'Age of Love': Getting physical in week 4
Jul 10, 2007, 07:18 PM | by Chris Schonberger
Categories: Reality TV, Sports
Wimbledon is over, but fear not, tennis fans: the
''Cougars vs. Kittens'' Davis Cup of Love is in full swing, and the Poo's forehand
is looking strong. (Shout-out to Mandi for covering last week's madness and
introducing the incredible nickname. I was going to thank her by saying, "Mandi's
the poo, take a big whiff," but then I realized that a) it would be sort of
a confusing statement, contextually speaking, and b) quoting Kirsten Dunst
lines is never a good look, even if they're from Bring It On.)
With memories of Sunday's thrilling Federer-Nadal final fresh in my mind, I came into last night's episode of Age of Love wondering if the Poo feels bad about the fact that's he's no longer a big name in tennis. But which is better: winning five straight Wimbledon finals and being touted as the greatest player of all time like Roger Federer, or hanging out in L.A. with the handsome Mark Consuelos and kissing women of various ages all day? It's a tough call, but my ''Hawk Eye'' technology is telling me that the Poo's lifestyle is aces right now.
So where are we after week 4? With the Kittens moving in with the Cougars and Amanda catching feelings way too hard for a reality show contestant, the game is getting pretty physical. Check back in after the jump to see how last night's activities played out.

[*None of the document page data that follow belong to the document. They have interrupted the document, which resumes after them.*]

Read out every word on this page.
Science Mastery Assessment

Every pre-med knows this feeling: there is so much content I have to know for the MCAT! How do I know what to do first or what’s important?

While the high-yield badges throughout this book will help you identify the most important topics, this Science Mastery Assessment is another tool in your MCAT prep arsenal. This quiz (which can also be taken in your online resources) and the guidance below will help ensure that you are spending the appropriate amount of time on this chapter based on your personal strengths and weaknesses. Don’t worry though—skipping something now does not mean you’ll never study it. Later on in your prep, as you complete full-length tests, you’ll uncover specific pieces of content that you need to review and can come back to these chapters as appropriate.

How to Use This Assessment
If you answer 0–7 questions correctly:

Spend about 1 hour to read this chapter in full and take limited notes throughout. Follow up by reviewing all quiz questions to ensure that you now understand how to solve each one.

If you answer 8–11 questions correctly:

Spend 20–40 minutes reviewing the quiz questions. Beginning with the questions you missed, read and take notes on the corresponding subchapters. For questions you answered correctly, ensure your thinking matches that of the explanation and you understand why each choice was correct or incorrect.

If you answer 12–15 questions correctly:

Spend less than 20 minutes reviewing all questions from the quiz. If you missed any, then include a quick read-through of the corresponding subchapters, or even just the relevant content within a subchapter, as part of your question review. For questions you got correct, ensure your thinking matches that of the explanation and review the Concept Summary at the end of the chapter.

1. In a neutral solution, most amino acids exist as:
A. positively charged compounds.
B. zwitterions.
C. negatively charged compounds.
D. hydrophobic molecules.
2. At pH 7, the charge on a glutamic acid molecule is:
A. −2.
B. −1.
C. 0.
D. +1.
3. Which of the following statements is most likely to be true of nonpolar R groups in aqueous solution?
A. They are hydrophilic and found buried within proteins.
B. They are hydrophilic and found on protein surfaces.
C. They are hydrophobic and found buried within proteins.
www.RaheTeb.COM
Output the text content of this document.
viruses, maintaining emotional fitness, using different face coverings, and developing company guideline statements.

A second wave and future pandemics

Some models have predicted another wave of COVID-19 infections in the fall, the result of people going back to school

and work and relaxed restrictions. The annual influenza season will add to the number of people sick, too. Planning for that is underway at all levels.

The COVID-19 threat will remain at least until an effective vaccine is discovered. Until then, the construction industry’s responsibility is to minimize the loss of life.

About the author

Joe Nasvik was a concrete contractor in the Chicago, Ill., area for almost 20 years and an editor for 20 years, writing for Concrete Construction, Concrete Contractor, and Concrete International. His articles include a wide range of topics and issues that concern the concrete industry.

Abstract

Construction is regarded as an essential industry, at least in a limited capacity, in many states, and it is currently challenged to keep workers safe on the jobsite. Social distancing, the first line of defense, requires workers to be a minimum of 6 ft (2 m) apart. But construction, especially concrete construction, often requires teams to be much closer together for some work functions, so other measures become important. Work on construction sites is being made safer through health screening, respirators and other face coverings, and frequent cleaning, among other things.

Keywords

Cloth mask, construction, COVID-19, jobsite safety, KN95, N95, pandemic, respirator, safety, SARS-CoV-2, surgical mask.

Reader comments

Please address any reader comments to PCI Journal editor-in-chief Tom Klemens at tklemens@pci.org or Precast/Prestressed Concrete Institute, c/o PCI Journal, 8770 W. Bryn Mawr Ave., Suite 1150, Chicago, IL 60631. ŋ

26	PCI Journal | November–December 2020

Triathlon The ladies had to tandem-bike, run, and paddle their way to the Poo's yacht for the chance to hang out with him for a few hours. As is always the case when people do athletic activities on reality TV shows, someone got taken away in the ambulance (running + enormous fake breasts = ankle injury) and the race was edited to look like the Ironman when it probably took about 10 minutes. Aside from Amanda (who, as Mandi points out, made the absurd claim that she is the least athletic, even though she is a dancer by trade), the Cougars seemed to be in much better shape than the Kittens. To be honest, this is fully in keeping with my experience. Girls my age are generally in horrible cardiovascular shape. I'm have no idea why... Anyways, when the race got to the water and they were all paddling along on surfboards, I started fearing/hoping for a shark attack, but then I remembered that they were in L.A. and not the Great Barrier Reef.
Tennis Camp The Poo got his Nick Bolleteri on down at the courts, opening up a free clinic where he hoped to produce the next great champion of his heart. These lessons would probably go for at least $500/hour in an auction, so I hope the ladies were appreciative. Coach Poo was really impressed with Tessa (pictured) for showing up in spite of her injury, but come on — she's on a reality show. What else does she have to do? In spite of her terrible groundstrokes, she later pulled out a Michael Chang-style underhand(ed) serve on her one-on-one date by telling Mark how much Amanda likes him. I'm not sure what her plan was there, but the Poo saw right through her games and "injuries" and boldly peaced her out. Respect.
Making Out The Poo's tennis career may be history, but his tonsil hockey days are far from over. The show is quickly becoming about little more than making out — who does he kiss, who kisses him, and who does he "kiss kiss." Despite being named after a city in the Poo's native Australia, Adelaide got booted for poor lip service, while Jayanna knew just how to keep him wanting more. I have no reservations about saying that I, too, would like to kiss Jayanna, the fairest Cougar of them all. (Sadly, I must also admit I have looked at this photo gallery of "The 40s in their 20s.")
Final analysis Though his facial expressions can be as baffling as Jonathan Rhys Meyers' in The Tudors, I think Mark's getting a little smoother and more comfortable in his role as "player-coach." Still, his elimination decisions are somewhat inexplicable. Mandi thinks the producers are pushing to keep manic depressive Mary on board, and I'd tend to agree. Her attempts to holler at the Poo are painfully awkward, and she's produced enough tears to fill the 500 bottles of water that the ladies appeared to have in the house after tennis. But she's poised for a massive breakdown, and I think we're all excited for that.
What do you think, PooWatchers? Is there really anyone in the running but Amanda and Jayanna right now? Should there be a spin-off dating show with Rafael Nadal to see if women respond favorably to capri pants?